Optimal depth for underground flyby?

Question

Planetary flybys are used to modify the orbital parameters of spacecraft.

For maximum gain, a large deflection angle is often desired. But the deflection angle is limited by the closest approach, which in turn is limited by the radius of the planet

However: what if a tunnel was dug along the flyby path? Then the closest point of the flyby could be even lower, and the deflection angle increased.

Or would it?

Considering the extreme case, going straight through the centre, a tunnel path offers no deflection at all, where a point mass flyby would in contrast give a full 180º.

Sub-surface gravity can be found by applying the shell theorem, and assuming uniform density, the force of gravity then becomes proportional to distance $F(r) \propto r$, in contrast to the usual $F(r) \propto r^{-2}$ (as an aside, this law of gravity also happens to have stable orbits, the only other exponent for $r$ to do so. They are however ellipses with their geometric centre instead of a focus at the centre of mass, so it's not immediately clear how to patch them together with the outside hyperbola)

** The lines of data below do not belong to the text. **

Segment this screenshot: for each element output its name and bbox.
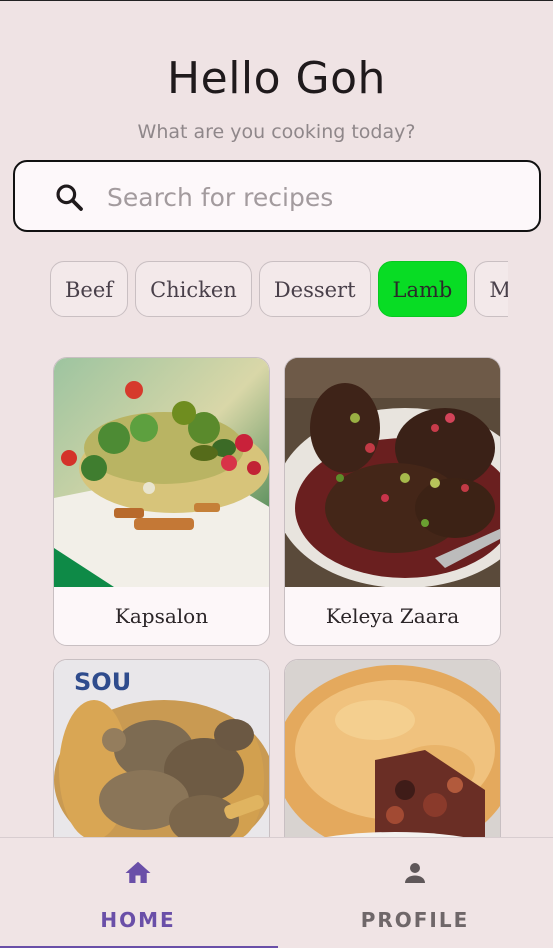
recipe-name: Kapsalon: [114, 604, 209, 628]
svg-text:SOU: SOU: [74, 668, 131, 696]
category-chips: BeefChickenDessertLambMiscellaneous: [50, 261, 508, 321]
page-title: Hello Goh: [167, 53, 386, 104]
bottom-navigation: HOME PROFILE: [0, 837, 553, 948]
recipe-image: [285, 358, 500, 587]
chip-chicken[interactable]: Chicken: [135, 261, 252, 317]
recipe-image: [54, 358, 269, 587]
nav-profile-label: PROFILE: [360, 908, 470, 932]
chip-beef[interactable]: Beef: [50, 261, 129, 317]
recipe-card-kapsalon[interactable]: Kapsalon: [53, 357, 270, 646]
person-icon: [405, 863, 425, 883]
search-bar[interactable]: [13, 160, 541, 232]
nav-home[interactable]: HOME: [0, 838, 278, 948]
recipe-name: Keleya Zaara: [325, 604, 460, 628]
chip-miscellaneous[interactable]: Miscellaneous: [474, 261, 508, 317]
search-input[interactable]: [105, 174, 529, 220]
chip-dessert[interactable]: Dessert: [258, 261, 371, 317]
home-icon: [125, 861, 151, 883]
nav-profile[interactable]: PROFILE: [277, 838, 553, 948]
nav-home-label: HOME: [100, 908, 176, 932]
recipe-card-keleya-zaara[interactable]: Keleya Zaara: [284, 357, 501, 646]
search-icon: [56, 184, 83, 211]
page-subtitle: What are you cooking today?: [137, 121, 416, 143]
chip-lamb[interactable]: Lamb: [377, 261, 468, 317]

Writing a simple time stepping simulation, I found the deflection angle to indeed be increasing a little when digging tunnels some way into the planet, but then shrink again.

The question then arises: What is the optimal depth for flyby tunnels? Presumably it depends on $v_{\infty}$

Answer 1

The Optimal Depth is Precisely (Almost) No Depth

I solved this problem using a numerical differential equation solver to investigate a range of flyby approach angles. The results are fascinating!

I used the earth as a basis for the investigation. The planet radius is marked in red, and the starting point is near geostationary altitude. I implemented the "tunnel gravity" with a simple Boolean and then taking the mass under the position as the relevant mass.

I plot here 3 different starting velocities and a range of starting angles for each. If you look carefully, you will see that for all three cases the sharpest turning is provided by the trajectory that passes closest to the planet's surface.

Another fascinating result is that the planet acts like a lens! producing a focal length that is dependent on the initial velocity.

I will now admit that this is not a proof (though I think it is quite convincing), but every starting point I tried had the same result (and I tried many more than shown here). I am sure someone could mathematically prove this (and explain the neato lensing behavior), but that person will not be me.

Editing to address further work and comments discussion. On closer inspection, there is very marginal (~0.1 degree) extra turning to be had with a relatively shallow minimum depth (~100 km below ground)

Addendum: Variable Density and a Trench 200 km at Its Deepest

User Uhoh solicited a model for Earth's density model from this question following discussions about the effect this would cause. I integrated the equations to give mass and redid my analysis. Despite the modern-art aesthetic of these plots, there was very minimal change. The optimal minimum depth did reduce (as expected) but only by about 100 km. The left figure is not useful, I just wanted to include it because I think it's pretty. The middle figure shows a small band of the most optimal trajectories. The best had a depth of 190 km (0.97 Earth radii). The right plot shows a zoom of the middle and reveals that a 190 km deep trench would be, in fact, pretty deep.

Answer 2

Assuming a uniform planet with radius $1$ and gravitational parameter $1$, if $V_\infty$ is the speed at infinity and $r$ is the closest approach to the center, then the maximal speed is $V_m = \sqrt{V_\infty^2 + 3 - r^2}$, and the specific angular momentum is $L = V_mr$. If I haven't made a mistake, the deflection angle is then $$ 2\left( \arctan\frac{{r}\sqrt{1-r^2}}{V_m\sqrt{V_m^2-1}} + \arctan \frac{L(V_\infty^2+1)}{\sqrt{V_\infty^2+2-L^2}} - \arctan LV_\infty \right), $$ where the first summand is due to the elliptic part of the trajectory inside the planet, and the rest is due to the hyperbolic parts outside.

This expression is too complex for me to try and find the optimal $r$ analytically, but if $V \gg 1$, the angle is approximately equal to $$ \frac{2}{V_\infty^2}\frac{1-(1-r^2)^{3/2}} {r}, $$ which indeed takes the maximal value at $r = \sqrt{\frac{\sqrt 3}2}$, as this answer describes.

Answer 3

Adding my own numerical time-step simulations here.

The effect seems to be quite subtle, only increasing the deflection angle by a fraction of a degree at shallow depth.

For a unit mass, with unit radius, the optimal depth (found by hill climbing) seems to be dependent on the $v_\infty$ (velocity at infinity)

At sensible velocities, the depth tapers off with the velocity and is pretty close to 1.

At much faster velocities, the curve eventually flatlines, approaching $\sqrt{\frac{\sqrt{3}}{2}} \approx 0.93060486$

But until anyone actually does the math there doesn't seem to be much more insights to get from simulations.